Вторая история была повеселей. Мы собрались за столиком в Дубовом зале, помнится, слева от входа, связывающего «новое» здание ЦДЛ со «старым». В противоположном конце ресторана в одиночестве обедал поэт Ярослав Смеляков, автор знаменитой поэмы о Любке Фейгельман. Он был поглощен своим излюбленным занятием — попивал из графинчика водку и, казалось, был отрешен от всего остального мира. Но вдруг Ярослав Васильевич обратил взгляд к нашей компании и повелительным жестом позвал к себе Аксенова. Василий вышел из-за стола и подошел к Смелякову. Они обменялись короткими фразами, и наш друг, проследовав мимо нас, покинул зал, не сказав нам ни слова.

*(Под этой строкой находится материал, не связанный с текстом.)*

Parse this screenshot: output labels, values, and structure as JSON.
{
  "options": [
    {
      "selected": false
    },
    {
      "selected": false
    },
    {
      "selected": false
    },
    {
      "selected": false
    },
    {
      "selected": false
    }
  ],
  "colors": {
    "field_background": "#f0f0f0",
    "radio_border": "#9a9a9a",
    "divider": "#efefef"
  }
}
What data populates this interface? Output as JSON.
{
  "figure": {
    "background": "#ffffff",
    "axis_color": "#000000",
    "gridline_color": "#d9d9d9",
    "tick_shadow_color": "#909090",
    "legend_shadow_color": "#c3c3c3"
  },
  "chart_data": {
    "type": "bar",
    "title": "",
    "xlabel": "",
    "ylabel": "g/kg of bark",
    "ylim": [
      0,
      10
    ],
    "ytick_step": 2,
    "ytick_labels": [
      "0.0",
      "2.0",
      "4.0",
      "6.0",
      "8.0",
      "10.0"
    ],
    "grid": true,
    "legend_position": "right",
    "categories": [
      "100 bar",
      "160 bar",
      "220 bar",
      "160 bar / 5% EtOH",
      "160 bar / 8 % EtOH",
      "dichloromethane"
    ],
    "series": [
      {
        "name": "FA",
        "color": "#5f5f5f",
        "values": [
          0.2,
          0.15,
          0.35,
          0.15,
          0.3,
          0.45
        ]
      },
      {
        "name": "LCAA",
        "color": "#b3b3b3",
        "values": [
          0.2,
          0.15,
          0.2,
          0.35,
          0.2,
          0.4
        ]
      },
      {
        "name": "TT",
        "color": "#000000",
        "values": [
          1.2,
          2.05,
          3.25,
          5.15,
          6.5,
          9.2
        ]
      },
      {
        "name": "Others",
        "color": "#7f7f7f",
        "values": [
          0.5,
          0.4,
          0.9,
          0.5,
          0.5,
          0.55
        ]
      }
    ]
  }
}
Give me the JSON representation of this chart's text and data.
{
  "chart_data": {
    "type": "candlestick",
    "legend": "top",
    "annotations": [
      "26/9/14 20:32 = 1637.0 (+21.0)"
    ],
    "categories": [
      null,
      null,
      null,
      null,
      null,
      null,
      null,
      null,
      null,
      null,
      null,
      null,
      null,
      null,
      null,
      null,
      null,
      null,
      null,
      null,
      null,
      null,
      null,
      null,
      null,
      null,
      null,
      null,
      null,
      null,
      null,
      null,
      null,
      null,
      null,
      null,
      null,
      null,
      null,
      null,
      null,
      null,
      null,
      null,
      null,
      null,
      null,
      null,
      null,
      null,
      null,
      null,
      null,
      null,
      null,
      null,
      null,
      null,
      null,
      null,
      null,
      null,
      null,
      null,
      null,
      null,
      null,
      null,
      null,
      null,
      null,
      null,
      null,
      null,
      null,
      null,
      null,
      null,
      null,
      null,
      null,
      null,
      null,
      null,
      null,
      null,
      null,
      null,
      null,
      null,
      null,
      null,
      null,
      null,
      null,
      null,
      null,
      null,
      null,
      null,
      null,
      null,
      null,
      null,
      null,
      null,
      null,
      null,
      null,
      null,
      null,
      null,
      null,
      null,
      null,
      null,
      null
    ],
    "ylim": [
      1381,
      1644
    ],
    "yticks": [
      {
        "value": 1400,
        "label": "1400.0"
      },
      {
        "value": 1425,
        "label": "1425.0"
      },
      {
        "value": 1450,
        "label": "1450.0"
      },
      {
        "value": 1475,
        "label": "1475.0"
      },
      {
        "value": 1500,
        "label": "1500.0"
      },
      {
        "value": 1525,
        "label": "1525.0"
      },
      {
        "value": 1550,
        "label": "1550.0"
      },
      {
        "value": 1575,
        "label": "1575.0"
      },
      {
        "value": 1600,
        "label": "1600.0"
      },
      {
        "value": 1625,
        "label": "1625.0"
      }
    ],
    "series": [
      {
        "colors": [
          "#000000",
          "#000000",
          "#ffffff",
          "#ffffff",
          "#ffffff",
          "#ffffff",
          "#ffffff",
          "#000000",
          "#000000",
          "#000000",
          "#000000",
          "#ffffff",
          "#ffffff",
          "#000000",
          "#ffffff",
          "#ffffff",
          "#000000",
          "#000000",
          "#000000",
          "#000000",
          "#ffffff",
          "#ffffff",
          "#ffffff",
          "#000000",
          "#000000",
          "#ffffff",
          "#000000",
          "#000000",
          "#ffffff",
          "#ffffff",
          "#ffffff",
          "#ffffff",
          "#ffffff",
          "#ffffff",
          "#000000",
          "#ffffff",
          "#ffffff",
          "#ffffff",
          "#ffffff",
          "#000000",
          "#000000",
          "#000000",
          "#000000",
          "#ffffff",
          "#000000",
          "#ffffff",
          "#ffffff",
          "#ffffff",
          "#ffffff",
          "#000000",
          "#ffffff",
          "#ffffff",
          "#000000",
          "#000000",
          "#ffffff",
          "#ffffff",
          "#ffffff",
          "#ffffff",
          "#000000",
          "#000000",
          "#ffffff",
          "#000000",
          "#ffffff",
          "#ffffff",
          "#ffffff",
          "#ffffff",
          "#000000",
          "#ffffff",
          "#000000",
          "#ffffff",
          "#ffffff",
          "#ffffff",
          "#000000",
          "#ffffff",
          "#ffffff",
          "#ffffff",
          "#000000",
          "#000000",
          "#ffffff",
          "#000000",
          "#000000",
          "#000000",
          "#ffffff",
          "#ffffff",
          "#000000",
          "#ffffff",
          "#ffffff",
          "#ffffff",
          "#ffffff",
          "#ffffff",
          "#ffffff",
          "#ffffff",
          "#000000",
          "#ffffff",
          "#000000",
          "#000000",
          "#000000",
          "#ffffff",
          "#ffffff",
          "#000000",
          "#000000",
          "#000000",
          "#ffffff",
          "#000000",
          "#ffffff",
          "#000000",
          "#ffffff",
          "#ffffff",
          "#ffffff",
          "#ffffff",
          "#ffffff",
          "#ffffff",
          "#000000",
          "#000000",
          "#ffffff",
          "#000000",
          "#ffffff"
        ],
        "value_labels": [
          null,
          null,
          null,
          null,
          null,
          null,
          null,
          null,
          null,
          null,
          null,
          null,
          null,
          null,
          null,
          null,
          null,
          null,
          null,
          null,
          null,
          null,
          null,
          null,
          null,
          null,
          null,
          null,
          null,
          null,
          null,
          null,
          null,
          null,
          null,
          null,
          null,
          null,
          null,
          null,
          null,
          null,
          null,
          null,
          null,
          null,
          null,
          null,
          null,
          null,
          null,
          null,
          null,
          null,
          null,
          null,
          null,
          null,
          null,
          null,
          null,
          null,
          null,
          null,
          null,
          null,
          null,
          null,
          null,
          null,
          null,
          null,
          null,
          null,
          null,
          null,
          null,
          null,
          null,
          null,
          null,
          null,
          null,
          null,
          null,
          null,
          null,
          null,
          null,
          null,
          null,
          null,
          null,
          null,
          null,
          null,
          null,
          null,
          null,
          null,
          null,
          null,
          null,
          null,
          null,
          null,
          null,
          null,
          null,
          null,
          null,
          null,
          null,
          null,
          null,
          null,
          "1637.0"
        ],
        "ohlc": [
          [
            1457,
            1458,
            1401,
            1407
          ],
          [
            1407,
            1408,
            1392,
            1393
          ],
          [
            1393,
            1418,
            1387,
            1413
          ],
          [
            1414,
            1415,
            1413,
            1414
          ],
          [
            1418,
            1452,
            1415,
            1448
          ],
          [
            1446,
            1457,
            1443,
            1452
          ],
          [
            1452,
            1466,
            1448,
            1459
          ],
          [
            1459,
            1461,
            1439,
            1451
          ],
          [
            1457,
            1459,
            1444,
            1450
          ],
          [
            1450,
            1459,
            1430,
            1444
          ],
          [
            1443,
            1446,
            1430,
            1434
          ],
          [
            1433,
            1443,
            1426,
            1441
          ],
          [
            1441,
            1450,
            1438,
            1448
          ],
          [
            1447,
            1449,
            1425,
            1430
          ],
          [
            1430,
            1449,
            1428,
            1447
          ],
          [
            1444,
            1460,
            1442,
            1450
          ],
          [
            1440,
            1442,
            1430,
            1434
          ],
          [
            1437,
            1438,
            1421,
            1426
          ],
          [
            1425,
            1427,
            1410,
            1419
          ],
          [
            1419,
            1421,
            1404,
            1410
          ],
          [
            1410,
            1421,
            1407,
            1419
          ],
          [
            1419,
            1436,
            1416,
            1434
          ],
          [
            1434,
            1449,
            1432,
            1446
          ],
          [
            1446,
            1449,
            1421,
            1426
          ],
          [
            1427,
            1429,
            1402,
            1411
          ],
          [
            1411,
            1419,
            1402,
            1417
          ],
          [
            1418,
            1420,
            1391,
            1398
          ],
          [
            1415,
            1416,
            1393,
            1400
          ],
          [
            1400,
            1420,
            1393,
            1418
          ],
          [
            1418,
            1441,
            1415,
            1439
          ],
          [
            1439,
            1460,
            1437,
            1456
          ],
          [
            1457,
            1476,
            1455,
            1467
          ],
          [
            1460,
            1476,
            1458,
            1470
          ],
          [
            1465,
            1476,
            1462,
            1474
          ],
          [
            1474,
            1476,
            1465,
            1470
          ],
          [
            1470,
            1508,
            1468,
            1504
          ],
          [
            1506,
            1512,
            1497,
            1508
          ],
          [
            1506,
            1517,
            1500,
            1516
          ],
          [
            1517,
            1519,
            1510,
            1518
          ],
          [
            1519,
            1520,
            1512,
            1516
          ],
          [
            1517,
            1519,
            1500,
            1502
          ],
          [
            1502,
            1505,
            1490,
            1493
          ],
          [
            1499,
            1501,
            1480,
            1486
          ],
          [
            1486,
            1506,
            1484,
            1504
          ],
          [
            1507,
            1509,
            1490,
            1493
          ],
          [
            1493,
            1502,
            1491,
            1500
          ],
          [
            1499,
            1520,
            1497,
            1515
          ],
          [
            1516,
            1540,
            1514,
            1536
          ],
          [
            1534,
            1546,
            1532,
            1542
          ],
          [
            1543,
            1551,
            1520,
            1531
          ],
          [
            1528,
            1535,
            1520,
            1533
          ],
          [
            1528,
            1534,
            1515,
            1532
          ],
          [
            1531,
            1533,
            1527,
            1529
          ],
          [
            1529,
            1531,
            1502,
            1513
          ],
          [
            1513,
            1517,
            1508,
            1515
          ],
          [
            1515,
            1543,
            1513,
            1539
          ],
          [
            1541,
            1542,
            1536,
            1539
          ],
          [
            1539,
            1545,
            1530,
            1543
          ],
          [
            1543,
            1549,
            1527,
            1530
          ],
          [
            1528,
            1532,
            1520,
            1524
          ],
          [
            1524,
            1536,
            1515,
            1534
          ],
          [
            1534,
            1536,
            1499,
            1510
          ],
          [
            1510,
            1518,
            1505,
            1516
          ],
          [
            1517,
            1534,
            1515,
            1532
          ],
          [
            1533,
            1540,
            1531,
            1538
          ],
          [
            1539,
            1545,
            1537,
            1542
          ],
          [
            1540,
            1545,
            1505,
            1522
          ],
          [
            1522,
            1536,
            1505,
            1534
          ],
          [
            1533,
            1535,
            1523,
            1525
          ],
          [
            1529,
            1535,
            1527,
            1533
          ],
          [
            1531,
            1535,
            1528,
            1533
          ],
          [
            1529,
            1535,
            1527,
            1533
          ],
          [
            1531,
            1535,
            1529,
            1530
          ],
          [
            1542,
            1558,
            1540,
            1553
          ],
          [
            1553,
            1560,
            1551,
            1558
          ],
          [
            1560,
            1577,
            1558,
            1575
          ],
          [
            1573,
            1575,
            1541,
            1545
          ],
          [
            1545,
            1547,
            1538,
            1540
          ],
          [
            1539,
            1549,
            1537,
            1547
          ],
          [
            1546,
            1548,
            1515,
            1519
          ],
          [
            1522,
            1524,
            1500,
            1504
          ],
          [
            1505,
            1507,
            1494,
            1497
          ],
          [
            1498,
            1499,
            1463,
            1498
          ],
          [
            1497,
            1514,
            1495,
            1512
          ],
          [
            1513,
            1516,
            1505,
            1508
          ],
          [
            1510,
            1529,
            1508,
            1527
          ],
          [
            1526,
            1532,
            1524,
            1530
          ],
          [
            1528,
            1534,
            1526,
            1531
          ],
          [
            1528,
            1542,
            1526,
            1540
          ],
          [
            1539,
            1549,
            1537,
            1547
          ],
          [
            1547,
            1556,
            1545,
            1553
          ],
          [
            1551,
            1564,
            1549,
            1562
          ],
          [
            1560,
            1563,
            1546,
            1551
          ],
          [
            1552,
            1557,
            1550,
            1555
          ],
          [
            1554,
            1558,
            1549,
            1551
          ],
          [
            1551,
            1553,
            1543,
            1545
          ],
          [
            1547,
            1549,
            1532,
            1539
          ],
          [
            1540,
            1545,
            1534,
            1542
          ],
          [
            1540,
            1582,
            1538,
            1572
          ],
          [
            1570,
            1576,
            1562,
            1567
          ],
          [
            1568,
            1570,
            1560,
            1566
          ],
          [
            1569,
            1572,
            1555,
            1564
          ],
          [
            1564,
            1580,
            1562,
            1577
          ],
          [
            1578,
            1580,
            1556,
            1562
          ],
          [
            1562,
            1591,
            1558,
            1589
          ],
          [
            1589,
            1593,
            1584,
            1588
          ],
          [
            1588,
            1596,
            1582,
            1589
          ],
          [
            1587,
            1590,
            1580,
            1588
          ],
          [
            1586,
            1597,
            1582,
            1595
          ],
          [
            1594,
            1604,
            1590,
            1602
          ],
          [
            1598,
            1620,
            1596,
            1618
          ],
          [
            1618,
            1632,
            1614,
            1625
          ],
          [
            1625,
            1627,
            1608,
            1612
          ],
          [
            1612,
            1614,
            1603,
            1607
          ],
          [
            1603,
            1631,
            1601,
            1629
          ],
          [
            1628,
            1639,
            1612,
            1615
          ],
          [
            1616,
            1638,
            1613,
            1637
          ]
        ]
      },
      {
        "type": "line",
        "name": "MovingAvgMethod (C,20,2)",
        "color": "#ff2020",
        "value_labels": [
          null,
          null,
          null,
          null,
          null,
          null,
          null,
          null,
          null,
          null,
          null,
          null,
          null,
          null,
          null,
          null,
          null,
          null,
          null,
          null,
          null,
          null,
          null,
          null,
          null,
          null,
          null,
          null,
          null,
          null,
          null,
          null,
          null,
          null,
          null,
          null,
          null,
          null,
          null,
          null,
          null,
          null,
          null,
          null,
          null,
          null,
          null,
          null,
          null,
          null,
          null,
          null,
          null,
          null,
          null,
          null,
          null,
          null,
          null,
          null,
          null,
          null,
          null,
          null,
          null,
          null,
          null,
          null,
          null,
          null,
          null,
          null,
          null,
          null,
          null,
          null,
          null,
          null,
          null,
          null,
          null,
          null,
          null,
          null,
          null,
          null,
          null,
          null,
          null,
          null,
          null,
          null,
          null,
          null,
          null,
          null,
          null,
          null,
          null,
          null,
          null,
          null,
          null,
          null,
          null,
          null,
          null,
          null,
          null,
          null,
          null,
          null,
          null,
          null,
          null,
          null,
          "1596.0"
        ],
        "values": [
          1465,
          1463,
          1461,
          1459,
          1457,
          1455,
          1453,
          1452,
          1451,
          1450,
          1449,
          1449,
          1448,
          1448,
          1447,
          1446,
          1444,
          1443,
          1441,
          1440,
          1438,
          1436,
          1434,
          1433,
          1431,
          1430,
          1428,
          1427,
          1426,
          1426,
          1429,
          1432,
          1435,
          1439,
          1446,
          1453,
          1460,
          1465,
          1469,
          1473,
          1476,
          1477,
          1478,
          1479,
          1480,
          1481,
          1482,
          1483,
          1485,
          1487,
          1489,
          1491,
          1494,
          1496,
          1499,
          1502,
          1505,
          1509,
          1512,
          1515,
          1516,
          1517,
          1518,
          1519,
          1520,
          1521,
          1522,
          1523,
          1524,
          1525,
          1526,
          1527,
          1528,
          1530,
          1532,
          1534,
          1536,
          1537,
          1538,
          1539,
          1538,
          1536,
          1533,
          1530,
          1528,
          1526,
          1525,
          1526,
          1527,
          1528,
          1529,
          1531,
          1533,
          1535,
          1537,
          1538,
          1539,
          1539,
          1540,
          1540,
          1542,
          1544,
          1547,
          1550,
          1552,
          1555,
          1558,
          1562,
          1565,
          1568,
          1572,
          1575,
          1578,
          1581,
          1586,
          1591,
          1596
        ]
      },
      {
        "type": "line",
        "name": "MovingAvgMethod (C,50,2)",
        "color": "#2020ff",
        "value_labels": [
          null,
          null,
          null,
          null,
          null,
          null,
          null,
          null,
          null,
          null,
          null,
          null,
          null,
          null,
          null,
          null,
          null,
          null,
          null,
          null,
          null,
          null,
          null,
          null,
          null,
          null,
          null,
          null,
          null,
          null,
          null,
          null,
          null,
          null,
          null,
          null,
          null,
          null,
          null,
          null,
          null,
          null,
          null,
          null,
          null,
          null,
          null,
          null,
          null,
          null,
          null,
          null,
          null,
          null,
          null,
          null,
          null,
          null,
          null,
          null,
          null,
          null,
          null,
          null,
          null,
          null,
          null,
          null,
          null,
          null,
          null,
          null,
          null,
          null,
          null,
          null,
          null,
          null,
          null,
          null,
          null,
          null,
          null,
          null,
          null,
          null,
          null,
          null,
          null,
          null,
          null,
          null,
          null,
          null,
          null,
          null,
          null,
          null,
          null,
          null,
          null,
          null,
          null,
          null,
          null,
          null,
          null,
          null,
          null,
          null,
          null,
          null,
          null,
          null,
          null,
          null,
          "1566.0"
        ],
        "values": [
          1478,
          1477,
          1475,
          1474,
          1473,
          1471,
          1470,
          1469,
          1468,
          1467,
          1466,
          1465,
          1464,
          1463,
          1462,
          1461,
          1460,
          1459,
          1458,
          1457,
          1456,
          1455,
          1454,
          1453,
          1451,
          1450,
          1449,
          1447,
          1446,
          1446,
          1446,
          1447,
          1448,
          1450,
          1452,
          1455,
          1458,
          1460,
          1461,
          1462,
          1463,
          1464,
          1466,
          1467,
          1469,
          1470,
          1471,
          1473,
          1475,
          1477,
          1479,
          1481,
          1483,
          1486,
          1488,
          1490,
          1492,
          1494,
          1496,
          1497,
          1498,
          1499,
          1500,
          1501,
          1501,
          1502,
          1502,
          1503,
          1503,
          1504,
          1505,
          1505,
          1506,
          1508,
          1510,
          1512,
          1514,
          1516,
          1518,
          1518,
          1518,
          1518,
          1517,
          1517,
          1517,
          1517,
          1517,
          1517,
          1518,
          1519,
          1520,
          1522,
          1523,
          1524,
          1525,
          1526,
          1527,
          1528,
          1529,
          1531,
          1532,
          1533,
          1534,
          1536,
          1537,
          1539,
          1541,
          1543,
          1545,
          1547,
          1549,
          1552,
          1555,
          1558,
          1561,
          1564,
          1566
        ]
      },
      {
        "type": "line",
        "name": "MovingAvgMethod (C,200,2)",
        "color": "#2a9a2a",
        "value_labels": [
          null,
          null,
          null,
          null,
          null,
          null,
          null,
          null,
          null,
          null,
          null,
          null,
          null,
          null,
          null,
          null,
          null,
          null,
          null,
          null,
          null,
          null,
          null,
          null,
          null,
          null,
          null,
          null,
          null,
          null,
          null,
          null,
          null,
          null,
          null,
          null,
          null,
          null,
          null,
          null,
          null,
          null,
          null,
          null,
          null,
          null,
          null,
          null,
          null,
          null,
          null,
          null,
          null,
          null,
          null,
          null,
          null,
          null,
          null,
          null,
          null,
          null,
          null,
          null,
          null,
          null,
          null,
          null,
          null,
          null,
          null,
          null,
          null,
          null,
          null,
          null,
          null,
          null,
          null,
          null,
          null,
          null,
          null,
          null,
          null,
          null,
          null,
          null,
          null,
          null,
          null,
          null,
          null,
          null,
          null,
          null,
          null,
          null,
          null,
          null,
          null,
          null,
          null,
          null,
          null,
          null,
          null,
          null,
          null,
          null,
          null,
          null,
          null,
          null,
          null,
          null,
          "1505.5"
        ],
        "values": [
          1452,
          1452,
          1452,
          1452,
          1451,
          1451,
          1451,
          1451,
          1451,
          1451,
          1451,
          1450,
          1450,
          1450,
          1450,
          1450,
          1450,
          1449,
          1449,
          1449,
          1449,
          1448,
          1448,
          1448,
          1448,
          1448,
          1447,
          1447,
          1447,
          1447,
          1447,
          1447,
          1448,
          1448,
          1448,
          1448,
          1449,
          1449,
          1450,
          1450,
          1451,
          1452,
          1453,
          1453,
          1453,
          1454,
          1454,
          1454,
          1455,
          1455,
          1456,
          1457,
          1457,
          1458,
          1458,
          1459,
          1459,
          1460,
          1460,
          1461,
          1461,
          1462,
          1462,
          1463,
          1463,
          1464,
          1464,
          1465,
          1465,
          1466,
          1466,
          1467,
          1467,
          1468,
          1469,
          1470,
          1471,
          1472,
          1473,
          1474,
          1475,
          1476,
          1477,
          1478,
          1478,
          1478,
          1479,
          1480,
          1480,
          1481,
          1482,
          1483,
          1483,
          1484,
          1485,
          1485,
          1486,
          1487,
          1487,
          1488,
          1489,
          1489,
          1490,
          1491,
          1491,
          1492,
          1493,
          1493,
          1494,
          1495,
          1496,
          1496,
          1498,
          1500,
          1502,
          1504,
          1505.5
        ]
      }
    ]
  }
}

Увидели мы его минут через десять с необычной ношей. На его плече ленинским бревном лежал вырезанный из дерева Михаил Пришвин, выставленный недавно в холле Дома литераторов, под лестницей, ведущей в правление Московской организации. За Аксеновым бежали дамы из администрации, умоляюще восклицая:
— Василий Павлович, будьте любезны, верните скульптуру на место!
Василий Павлович отвечал:
— Ярослав Васильевич желает отобедать в обществе Михаила Михайлыча. Попросил посодействовать. Я не мог ему отказать, я уважаю Ярослава Васильевича.
Он направился к столу Смелякова и установил Пришвина по его левую, а может, правую, руку. Были ли какие-то для Аксенова неприятные последствия, не помню, но, судя по всему, обошлось и на этот раз.
В отличие от флагмана я менял галсы, долго не мог найти свою новую прозу, а пока переводил национальных писателей. Работа с подстрочниками — занятие невеселое, рутинное, и я в конце концов решил себя развлечь, сочинил в жанре «вранья» повесть для подростков. Мой «Продавец приключений» [10] был издан «Детгизом», через год его переиздали, затем перевели на многие языки. Мой неожиданный и при этом будто бы успешный прыжок в детскую литературу заразил и Аксенова, и Гладилина, и они решили последовать моему примеру. Я привел Василия к своему редактору Елене Константиновне Махлах и представил: «Знакомьтесь: начинающий детский писатель Василий Аксенов!» Редакция встретила такого новичка с восторгом. Детская литература давно ждала этого автора.
10
«Продавец приключений» — фантастическая повесть о необыкновенном путешествии на звездолете «Искатель» великого астронавта Аскольда Витальевича и его юных помощников. Написана Г. Садовниковым в 1970 г.